In Algerien wurden Vilmar zufolge im vergangenen Jahr mehr als 280 Mitglieder der muslimischen Religionsgemeinschaft Ahmadiyya strafrechtlich verfolgt und zum Teil verhaftet. Das sei ein offensichtlicher Verstoß gegen die Religionsfreiheit, betonte die Amnesty-Expertin. Zudem sei die Meinungs- und Versammlungsfreiheit in Algerien massiv eingeschränkt.
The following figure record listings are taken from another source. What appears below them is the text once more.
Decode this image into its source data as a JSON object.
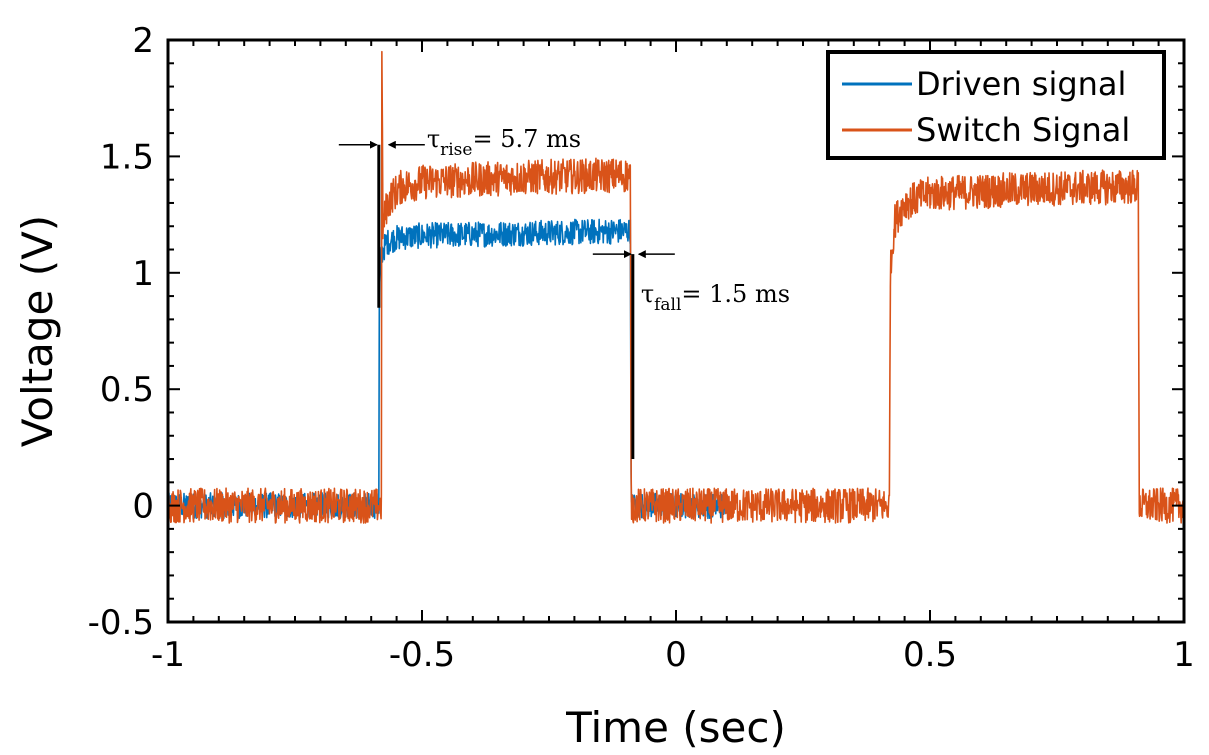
{
  "chart_data": {
    "type": "line",
    "title": "",
    "xlabel": "Time (sec)",
    "ylabel": "Voltage (V)",
    "xlim": [
      -1,
      1
    ],
    "ylim": [
      -0.5,
      2
    ],
    "xticks": [
      -1,
      -0.5,
      0,
      0.5,
      1
    ],
    "xtick_labels": [
      "-1",
      "-0.5",
      "0",
      "0.5",
      "1"
    ],
    "yticks": [
      -0.5,
      0,
      0.5,
      1,
      1.5,
      2
    ],
    "ytick_labels": [
      "-0.5",
      "0",
      "0.5",
      "1",
      "1.5",
      "2"
    ],
    "grid": false,
    "legend_position": "top-right",
    "series": [
      {
        "name": "Driven signal",
        "color": "#0072BD",
        "noise": 0.055,
        "points": [
          [
            -1,
            0
          ],
          [
            -0.585,
            0
          ],
          [
            -0.584,
            0.9
          ],
          [
            -0.58,
            1.08
          ],
          [
            -0.57,
            1.13
          ],
          [
            -0.55,
            1.15
          ],
          [
            -0.5,
            1.16
          ],
          [
            -0.3,
            1.17
          ],
          [
            -0.09,
            1.18
          ],
          [
            -0.088,
            0
          ],
          [
            0.1,
            0
          ]
        ]
      },
      {
        "name": "Switch Signal",
        "color": "#D95319",
        "noise": 0.075,
        "points": [
          [
            -1,
            0
          ],
          [
            -0.58,
            0
          ],
          [
            -0.579,
            1.95
          ],
          [
            -0.577,
            1.2
          ],
          [
            -0.57,
            1.28
          ],
          [
            -0.56,
            1.33
          ],
          [
            -0.54,
            1.37
          ],
          [
            -0.5,
            1.39
          ],
          [
            -0.3,
            1.41
          ],
          [
            -0.09,
            1.42
          ],
          [
            -0.088,
            0
          ],
          [
            0.42,
            0
          ],
          [
            0.422,
            1.0
          ],
          [
            0.43,
            1.22
          ],
          [
            0.45,
            1.3
          ],
          [
            0.5,
            1.34
          ],
          [
            0.7,
            1.36
          ],
          [
            0.91,
            1.37
          ],
          [
            0.912,
            0
          ],
          [
            1,
            0
          ]
        ]
      }
    ],
    "annotations": [
      {
        "symbol": "τ",
        "subscript": "rise",
        "text": "= 5.7 ms",
        "marker_x": -0.585,
        "marker_y": [
          0.85,
          1.55
        ],
        "y": 1.55
      },
      {
        "symbol": "τ",
        "subscript": "fall",
        "text": "= 1.5 ms",
        "marker_x": -0.085,
        "marker_y": [
          0.2,
          1.08
        ],
        "y": 1.08
      }
    ]
  }
}
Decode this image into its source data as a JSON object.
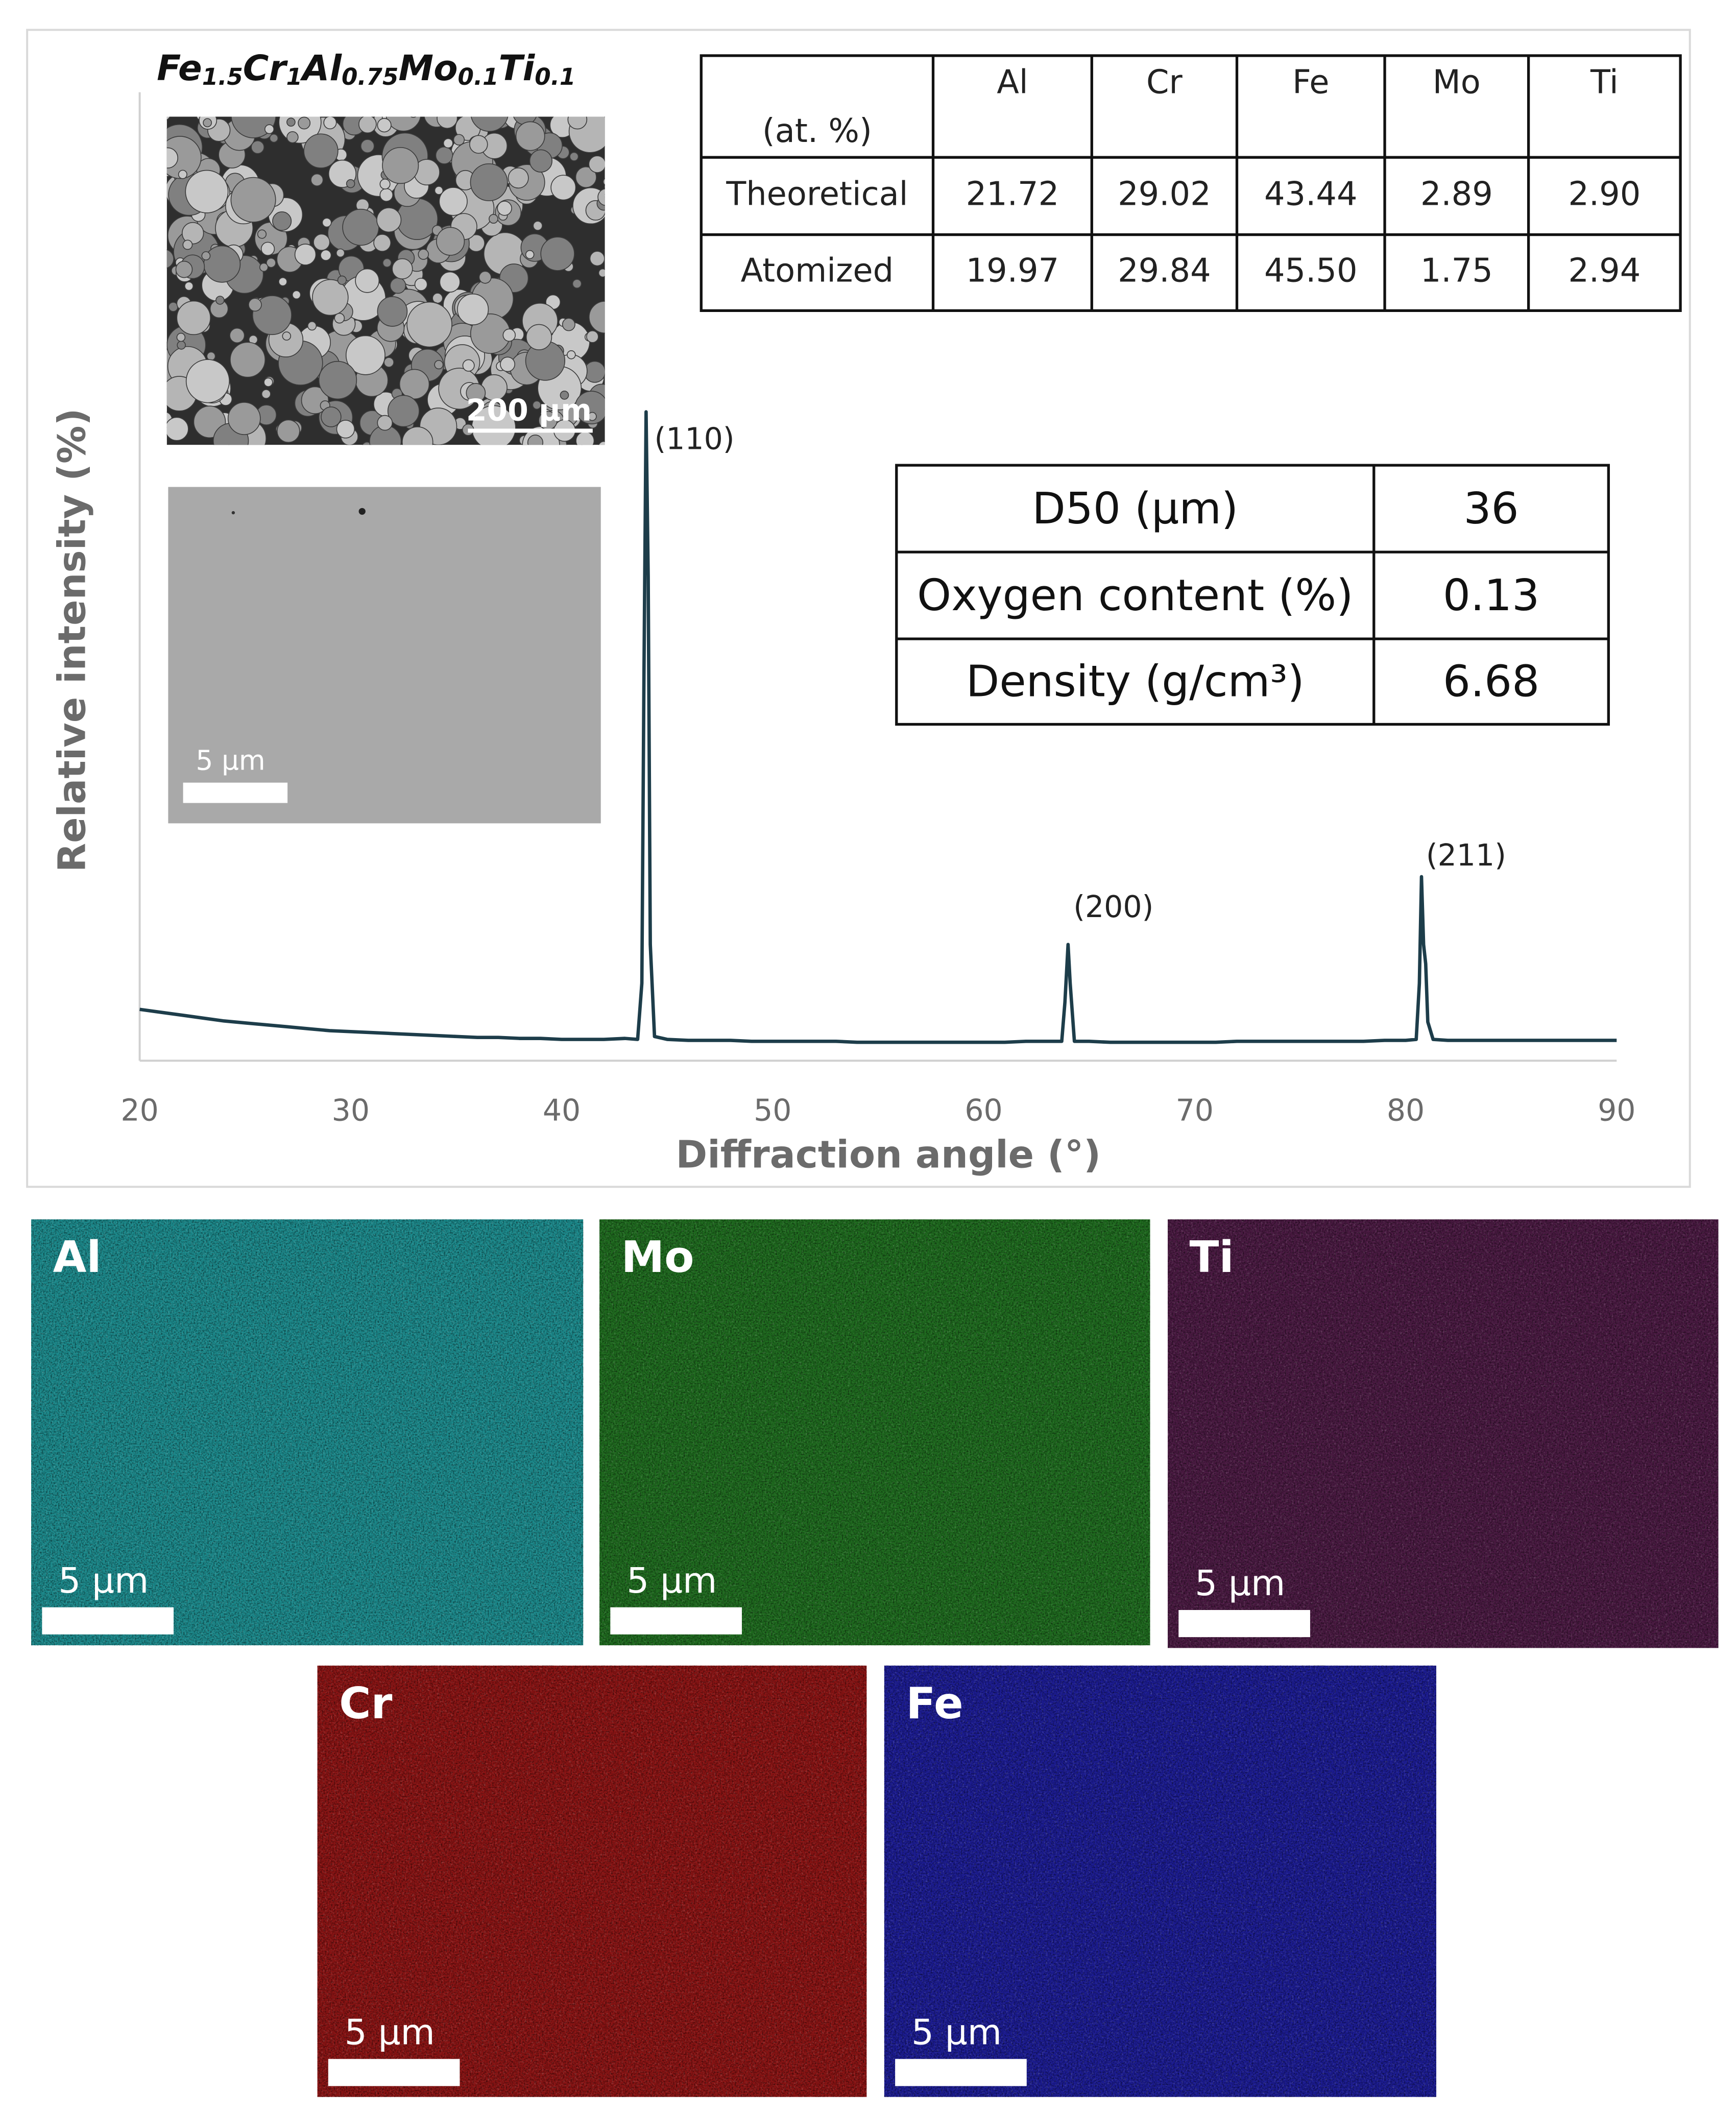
{
  "figure": {
    "formula": [
      {
        "element": "Fe",
        "subscript": "1.5"
      },
      {
        "element": "Cr",
        "subscript": "1"
      },
      {
        "element": "Al",
        "subscript": "0.75"
      },
      {
        "element": "Mo",
        "subscript": "0.1"
      },
      {
        "element": "Ti",
        "subscript": "0.1"
      }
    ],
    "sem_scale_bars": [
      "200 µm",
      "5 µm"
    ]
  },
  "chart_data": {
    "type": "line",
    "x_label": "Diffraction angle (°)",
    "y_label": "Relative intensity (%)",
    "x": [
      20,
      21,
      22,
      23,
      24,
      25,
      26,
      27,
      28,
      29,
      30,
      31,
      32,
      33,
      34,
      35,
      36,
      37,
      38,
      39,
      40,
      41,
      42,
      43,
      43.6,
      43.8,
      43.9,
      44.0,
      44.1,
      44.2,
      44.4,
      45,
      46,
      47,
      48,
      49,
      50,
      51,
      52,
      53,
      54,
      55,
      56,
      57,
      58,
      59,
      60,
      61,
      62,
      63,
      63.7,
      63.85,
      64.0,
      64.1,
      64.3,
      65,
      66,
      67,
      68,
      69,
      70,
      71,
      72,
      73,
      74,
      75,
      76,
      77,
      78,
      79,
      80,
      80.5,
      80.65,
      80.75,
      80.85,
      80.95,
      81.05,
      81.3,
      82,
      83,
      84,
      85,
      86,
      87,
      88,
      89,
      90
    ],
    "values": [
      5.3,
      5.0,
      4.7,
      4.4,
      4.1,
      3.9,
      3.7,
      3.5,
      3.3,
      3.1,
      3.0,
      2.9,
      2.8,
      2.7,
      2.6,
      2.5,
      2.4,
      2.4,
      2.3,
      2.3,
      2.2,
      2.2,
      2.2,
      2.3,
      2.2,
      8,
      40,
      67,
      50,
      12,
      2.5,
      2.2,
      2.1,
      2.1,
      2.1,
      2.0,
      2.0,
      2.0,
      2.0,
      2.0,
      1.9,
      1.9,
      1.9,
      1.9,
      1.9,
      1.9,
      1.9,
      1.9,
      2.0,
      2.0,
      2.0,
      6,
      12,
      8,
      2.0,
      2.0,
      1.9,
      1.9,
      1.9,
      1.9,
      1.9,
      1.9,
      2.0,
      2.0,
      2.0,
      2.0,
      2.0,
      2.0,
      2.0,
      2.1,
      2.1,
      2.2,
      8,
      19,
      12,
      10,
      4,
      2.2,
      2.1,
      2.1,
      2.1,
      2.1,
      2.1,
      2.1,
      2.1,
      2.1,
      2.1
    ],
    "color": "#1d3d4a",
    "annotations": [
      "(110)",
      "(200)",
      "(211)"
    ],
    "xlim": [
      20,
      90
    ],
    "xticks": [
      20,
      30,
      40,
      50,
      60,
      70,
      80,
      90
    ],
    "ylim": [
      0,
      100
    ],
    "grid": false
  },
  "composition_table": {
    "header": [
      "(at. %)",
      "Al",
      "Cr",
      "Fe",
      "Mo",
      "Ti"
    ],
    "rows": [
      [
        "Theoretical",
        "21.72",
        "29.02",
        "43.44",
        "2.89",
        "2.90"
      ],
      [
        "Atomized",
        "19.97",
        "29.84",
        "45.50",
        "1.75",
        "2.94"
      ]
    ]
  },
  "properties_table": {
    "rows": [
      [
        "D50 (µm)",
        "36"
      ],
      [
        "Oxygen content (%)",
        "0.13"
      ],
      [
        "Density (g/cm³)",
        "6.68"
      ]
    ]
  },
  "eds_maps": [
    {
      "element": "Al",
      "scale_bar": "5 µm"
    },
    {
      "element": "Mo",
      "scale_bar": "5 µm"
    },
    {
      "element": "Ti",
      "scale_bar": "5 µm"
    },
    {
      "element": "Cr",
      "scale_bar": "5 µm"
    },
    {
      "element": "Fe",
      "scale_bar": "5 µm"
    }
  ]
}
In Marokko stehen nach Vilmars Worten gleichgeschlechtliche Partnerschaften unter Strafe. Zwei Personen seien 2017 auf dieser Grundlage zu Haftstrafen verurteilt worden. Auch wenn die Strafen meist nur drei bis sechs Monate dauerten, stellten sie einen massiven Eingriff in die Persönlichkeitsrechte dar. Zudem seien Teilnehmer von friedlichen Protesten im Rif für soziale Gerechtigkeit hart verurteilt worden. "Die hohen Gefängnisstrafen gegen die Aktivisten sind unverhältnismäßig und durch unfaire Gerichtsverfahren zustande gekommen", erklärte Vilmar.

Zu Tunesien liegen Amnesty Erkenntnisse über Folter wie Schlafentzug, Waterboarding, Stockschläge oder Elektroschocks vor. "Dies sind gängige Verhörmethoden der Anti-Terror-Polizei in Tunesien", betonte Vilmar. In Georgien beklagte die Menschenrechtsorganisation in ihrem Jahresbericht Zweifel an der Unabhängigkeit der Justiz, Verstöße gegen das Asylrecht, eine hohe Zahl tödlicher Arbeitsunfälle im Bergbau und eine Diskriminierung von Homosexuellen.